In any case, 2016 was not the happiest time to be a music fan. As the Georgia Straight put it, “About the only good thing that happened in 2016 was that Keith Richards didn’t die.”

Unfortunately, at some point Keith Richards, who just turned 73, is going to die, along with the rest of the Rolling Stones, who have played the poster boys for rock longevity for 50 years now but simply can’t keep it up forever. Time is on no one’s side, not even the Rolling Stones’.

And sadly, it’s only going to get worse.

Soon rock ’n’ roll’s entire first generation — the generation that made it the dominant musical force on the planet, anyway, although Chuck Berry turned 90 this year and they don’t come much more first-generation than that — will gradually leave us.

A world without David Bowie seemed inconceivable a year ago.
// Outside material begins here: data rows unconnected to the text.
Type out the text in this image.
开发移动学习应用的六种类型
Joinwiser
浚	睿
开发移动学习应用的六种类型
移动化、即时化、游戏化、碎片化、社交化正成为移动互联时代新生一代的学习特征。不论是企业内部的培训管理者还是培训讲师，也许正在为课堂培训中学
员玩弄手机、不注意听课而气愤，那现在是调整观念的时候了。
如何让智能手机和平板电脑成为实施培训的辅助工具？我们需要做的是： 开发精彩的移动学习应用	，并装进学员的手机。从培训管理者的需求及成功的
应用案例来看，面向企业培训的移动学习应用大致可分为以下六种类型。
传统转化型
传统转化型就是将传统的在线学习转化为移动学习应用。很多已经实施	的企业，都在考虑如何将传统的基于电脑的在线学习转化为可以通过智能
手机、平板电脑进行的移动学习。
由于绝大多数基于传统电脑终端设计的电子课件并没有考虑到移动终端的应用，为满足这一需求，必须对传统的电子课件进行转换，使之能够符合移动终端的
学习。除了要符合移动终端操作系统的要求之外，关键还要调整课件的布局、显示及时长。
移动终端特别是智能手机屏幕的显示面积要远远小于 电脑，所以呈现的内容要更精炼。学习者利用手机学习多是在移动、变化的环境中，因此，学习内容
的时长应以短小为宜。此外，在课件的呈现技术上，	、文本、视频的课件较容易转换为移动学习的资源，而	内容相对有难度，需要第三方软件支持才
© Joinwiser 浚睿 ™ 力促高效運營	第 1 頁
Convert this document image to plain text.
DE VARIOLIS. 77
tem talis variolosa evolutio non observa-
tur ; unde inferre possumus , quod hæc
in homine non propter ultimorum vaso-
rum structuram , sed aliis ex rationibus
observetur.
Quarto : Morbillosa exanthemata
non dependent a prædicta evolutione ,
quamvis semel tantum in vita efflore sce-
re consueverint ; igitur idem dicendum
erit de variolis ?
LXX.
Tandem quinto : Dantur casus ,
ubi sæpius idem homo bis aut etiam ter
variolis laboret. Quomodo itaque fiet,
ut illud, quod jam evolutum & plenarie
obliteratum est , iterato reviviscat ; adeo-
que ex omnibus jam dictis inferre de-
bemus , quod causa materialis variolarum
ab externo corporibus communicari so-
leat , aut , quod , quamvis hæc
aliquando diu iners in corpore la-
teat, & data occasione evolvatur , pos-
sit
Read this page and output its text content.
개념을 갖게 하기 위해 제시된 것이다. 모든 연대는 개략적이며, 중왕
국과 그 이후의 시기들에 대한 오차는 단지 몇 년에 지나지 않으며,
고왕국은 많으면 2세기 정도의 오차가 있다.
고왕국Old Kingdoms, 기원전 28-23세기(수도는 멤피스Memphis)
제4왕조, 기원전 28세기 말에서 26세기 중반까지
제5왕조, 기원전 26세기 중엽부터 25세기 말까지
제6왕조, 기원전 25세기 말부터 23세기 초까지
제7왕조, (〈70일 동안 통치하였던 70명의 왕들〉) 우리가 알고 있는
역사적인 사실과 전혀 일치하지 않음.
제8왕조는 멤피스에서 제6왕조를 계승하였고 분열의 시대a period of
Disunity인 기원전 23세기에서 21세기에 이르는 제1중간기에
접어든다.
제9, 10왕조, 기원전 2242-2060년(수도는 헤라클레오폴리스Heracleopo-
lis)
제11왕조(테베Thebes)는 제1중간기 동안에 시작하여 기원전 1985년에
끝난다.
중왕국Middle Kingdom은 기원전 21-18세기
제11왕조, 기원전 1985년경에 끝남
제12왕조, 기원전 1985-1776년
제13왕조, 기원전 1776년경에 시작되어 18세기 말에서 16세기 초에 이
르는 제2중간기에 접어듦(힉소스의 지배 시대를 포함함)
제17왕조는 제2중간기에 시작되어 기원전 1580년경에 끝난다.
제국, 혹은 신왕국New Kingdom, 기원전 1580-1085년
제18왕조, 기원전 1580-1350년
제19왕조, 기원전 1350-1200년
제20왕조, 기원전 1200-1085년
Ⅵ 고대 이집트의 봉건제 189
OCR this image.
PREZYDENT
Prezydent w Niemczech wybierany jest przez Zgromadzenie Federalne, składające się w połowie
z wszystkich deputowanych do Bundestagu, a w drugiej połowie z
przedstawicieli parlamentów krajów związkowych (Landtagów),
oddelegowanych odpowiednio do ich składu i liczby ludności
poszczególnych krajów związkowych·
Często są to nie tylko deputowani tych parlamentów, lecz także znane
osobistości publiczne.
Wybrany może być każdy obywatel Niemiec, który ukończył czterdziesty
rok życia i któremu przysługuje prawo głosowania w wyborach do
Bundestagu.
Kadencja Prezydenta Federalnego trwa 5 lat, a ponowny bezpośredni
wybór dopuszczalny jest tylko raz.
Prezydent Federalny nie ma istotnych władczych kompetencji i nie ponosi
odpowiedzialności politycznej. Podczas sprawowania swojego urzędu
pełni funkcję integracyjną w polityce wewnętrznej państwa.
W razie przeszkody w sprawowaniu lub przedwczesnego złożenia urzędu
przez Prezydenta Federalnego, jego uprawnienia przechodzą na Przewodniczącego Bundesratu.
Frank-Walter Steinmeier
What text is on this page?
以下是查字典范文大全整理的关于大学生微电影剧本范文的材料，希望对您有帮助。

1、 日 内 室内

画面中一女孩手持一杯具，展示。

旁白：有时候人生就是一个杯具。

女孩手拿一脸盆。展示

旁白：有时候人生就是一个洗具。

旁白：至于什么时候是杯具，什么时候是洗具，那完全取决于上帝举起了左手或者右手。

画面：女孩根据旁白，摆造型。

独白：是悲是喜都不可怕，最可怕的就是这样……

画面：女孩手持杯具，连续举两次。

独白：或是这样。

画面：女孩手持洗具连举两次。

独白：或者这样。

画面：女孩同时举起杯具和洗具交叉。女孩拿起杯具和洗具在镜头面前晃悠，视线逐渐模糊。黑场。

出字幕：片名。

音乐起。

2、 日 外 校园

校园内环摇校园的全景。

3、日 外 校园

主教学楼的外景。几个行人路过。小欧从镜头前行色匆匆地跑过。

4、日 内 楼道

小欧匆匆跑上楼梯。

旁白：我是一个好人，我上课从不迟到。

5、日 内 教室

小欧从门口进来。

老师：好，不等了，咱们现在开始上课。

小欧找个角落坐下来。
Now imagine a world without Keith, without Mick Jagger (73), without Bob Dylan (75), without Paul McCartney (74), without Neil Young (71), without Pete Townsend (71), without Roger Daltrey (72), without Roger Waters (73).

It was no accident of timing that someone had the bright idea to bring all these oldsters together in California for the Desert Trip festival in October. It was a now-or-never kind of thing.

The opportunity to convene that group again will not present itself for long. And that fact makes you wonder for the future. As Syracuse University professor Theo Cateforis observed to AFP recently, in reference to the deaths of Prince and David Bowie: “Their passing allows us to reflect on what careers were like in previous eras — and that that kind of artist may be less and less frequent in the future.”

Still, while the loss of so many musicians over the past year has been a downer — as anything that forces one to repeatedly confront one’s own mortality tends to be — the graceful exits of Bowie and Cohen, as well as the life-affirming courage of our Downie in the face of the inevitable, have demonstrated that dying doesn’t necessarily mean defeat.

Now, obviously, you can’t beat the clock. But you can conjure amazing art from the contemplation of your imminent passing, as Bowie did with the wondrously cryptic and self-referential Blackstar and as Cohen did with the elegant, devilishly funny You Want it Darker.

You can use the time you have left to bring as much joy to yourself and to others as possible, as Downie and the Hip did this past summer, or to leverage your fate as an instrument of positive change, as Downie’s Secret Path has done by drawing the despicable legacy of Canada’s residential-school system out onto a mainstream platform.

It’s sad to lose our heroes, but we can take some comfort in knowing they maintained a commitment to artistry, that they never lost their passion for and their faith in the power of music until they took their last breaths.

Music is immortal, after all, even if we are not. That has to mean something.